O evento conta com a presença de autoridades do Brasil e da China, acadêmicos, representantes de think tanks e do setor privado. As reflexões apresentadas serão compiladas em uma publicação especial, destinada a subsidiar políticas públicas e estratégias de cooperação entre China e América Latina e Caribe. O diretor de planejamento e relações institucionais do BNDES, Nelson Henrique Barbosa, participou da abertura.

Barbosa afirmou que a integração entre os países precisa avançar para além da complementaridade comercial. “O crescimento da China foi muito importante para o crescimento brasileiro. Ajudou o Brasil em várias frentes e continua ajudando. Mas para que essa integração seja sustentável e progressista, ela tem que ir além da complementaridade. Ela tem que ir para a integração produtiva: mais comércio intraindústria, mais geração de emprego de qualidade nos dois países”, disse.

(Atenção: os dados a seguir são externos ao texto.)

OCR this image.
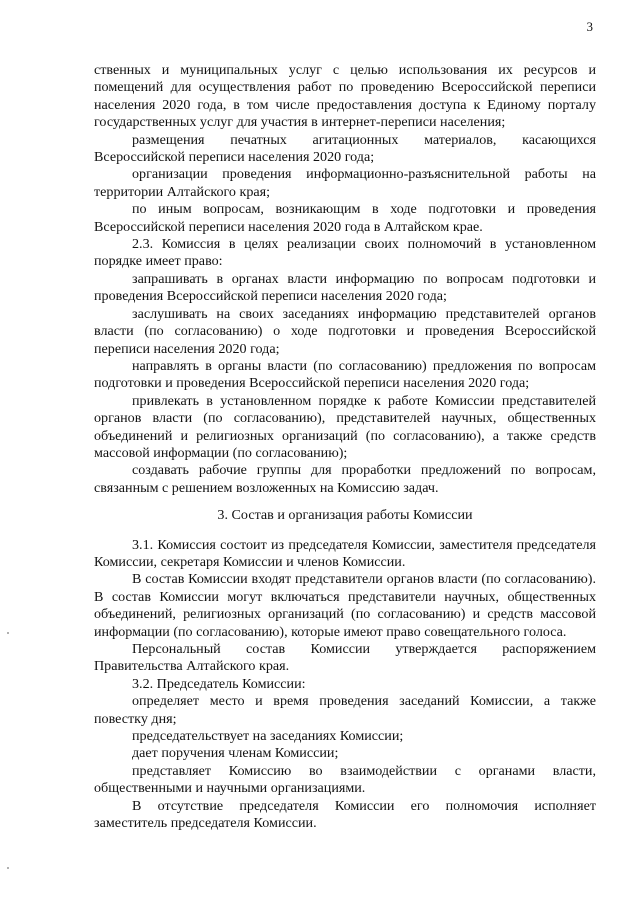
3

ственных и муниципальных услуг с целью использования их ресурсов и помещений для осуществления работ по проведению Всероссийской переписи населения 2020 года, в том числе предоставления доступа к Единому порталу государственных услуг для участия в интернет-переписи населения;

размещения печатных агитационных материалов, касающихся Всероссийской переписи населения 2020 года;

организации проведения информационно-разъяснительной работы на территории Алтайского края;

по иным вопросам, возникающим в ходе подготовки и проведения Всероссийской переписи населения 2020 года в Алтайском крае.

2.3. Комиссия в целях реализации своих полномочий в установленном порядке имеет право:

запрашивать в органах власти информацию по вопросам подготовки и проведения Всероссийской переписи населения 2020 года;

заслушивать на своих заседаниях информацию представителей органов власти (по согласованию) о ходе подготовки и проведения Всероссийской переписи населения 2020 года;

направлять в органы власти (по согласованию) предложения по вопросам подготовки и проведения Всероссийской переписи населения 2020 года;

привлекать в установленном порядке к работе Комиссии представителей органов власти (по согласованию), представителей научных, общественных объединений и религиозных организаций (по согласованию), а также средств массовой информации (по согласованию);

создавать рабочие группы для проработки предложений по вопросам, связанным с решением возложенных на Комиссию задач.

3. Состав и организация работы Комиссии

3.1. Комиссия состоит из председателя Комиссии, заместителя председателя Комиссии, секретаря Комиссии и членов Комиссии.

В состав Комиссии входят представители органов власти (по согласованию). В состав Комиссии могут включаться представители научных, общественных объединений, религиозных организаций (по согласованию) и средств массовой информации (по согласованию), которые имеют право совещательного голоса.

Персональный состав Комиссии утверждается распоряжением Правительства Алтайского края.

3.2. Председатель Комиссии:

определяет место и время проведения заседаний Комиссии, а также повестку дня;

председательствует на заседаниях Комиссии;

дает поручения членам Комиссии;

представляет Комиссию во взаимодействии с органами власти, общественными и научными организациями.

В отсутствие председателя Комиссии его полномочия исполняет заместитель председателя Комиссии.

Segundo o diretor do BNDES, empresas chinesas já têm ampliado sua presença no Brasil por meio de investimentos em produção industrial. Ele também destacou os desafios trazidos pelo avanço tecnológico. “Temos hoje o desafio da tecnologia, da digitalização, da inteligência artificial, que já está mudando a nossa vida e vai mudar ainda mais. Isso exige investimento e tecnologia. Exige também uma coisa nova que é como que a gente vai regular, como que a gente vai tratar disso. A China está bem avançada, está liderando o mundo em várias frentes. E o Brasil tem espaço também para participar disso, aprender com a China e desenvolver práticas adaptadas para a América Latina”, afirmou.

De acordo com dados da Comissão Econômica para a América Latina e o Caribe (Cepal), o comércio de bens entre a região e a China cresceu de pouco mais de US$ 14 bilhões em 2000 para cerca de US$ 500 bilhões em 2022. No Brasil, o comércio bilateral com os chineses somou US$ 181 bilhões em 2023, com superávit de aproximadamente US$ 63 bilhões.

O embaixador da China no Brasil, Zhu Qingqiao, destacou o Fórum China-Celac como um instrumento essencial de cooperação. Criado em 2015 pela China e pela Comunidade dos Estados Latino-Americanos e Caribenhos (Celac), o mecanismo reúne 33 países. “A China vai usar o Fórum China-Celac como o principal canal para ampliar a cooperação em geral. Vamos incentivar e apoiar empresas e instituições financeiras chinesas a participarem do planejamento e da construção da infraestrutura, promovendo assim a conectividade de toda a região”, disse.

A secretária-geral da Flacso, Rebecca Igreja, afirmou que as rápidas mudanças geopolíticas e tecnológicas exigem novas abordagens. “O que significa desenvolvimento, integração, soberania, sustentabilidade nesse novo contexto? É possível responder a essas perguntas apenas com conceitos herdados do século XX? Creio que não. Precisamos de um esforço deliberado de saberes cruzados, articular tradições intelectuais, experiências históricas, instrumentos metodológicos de diferentes contextos, colocando em diálogo a reflexão latino-americana e a chinesa”, afirmou.

Rebecca destacou ainda que compreender a transição atual significa repensar o posicionamento da região. Segundo ela, a relação com a China não se resume ao comércio e aos investimentos, mas também a uma oportunidade de revisar categorias de análise e ferramentas de interpretação.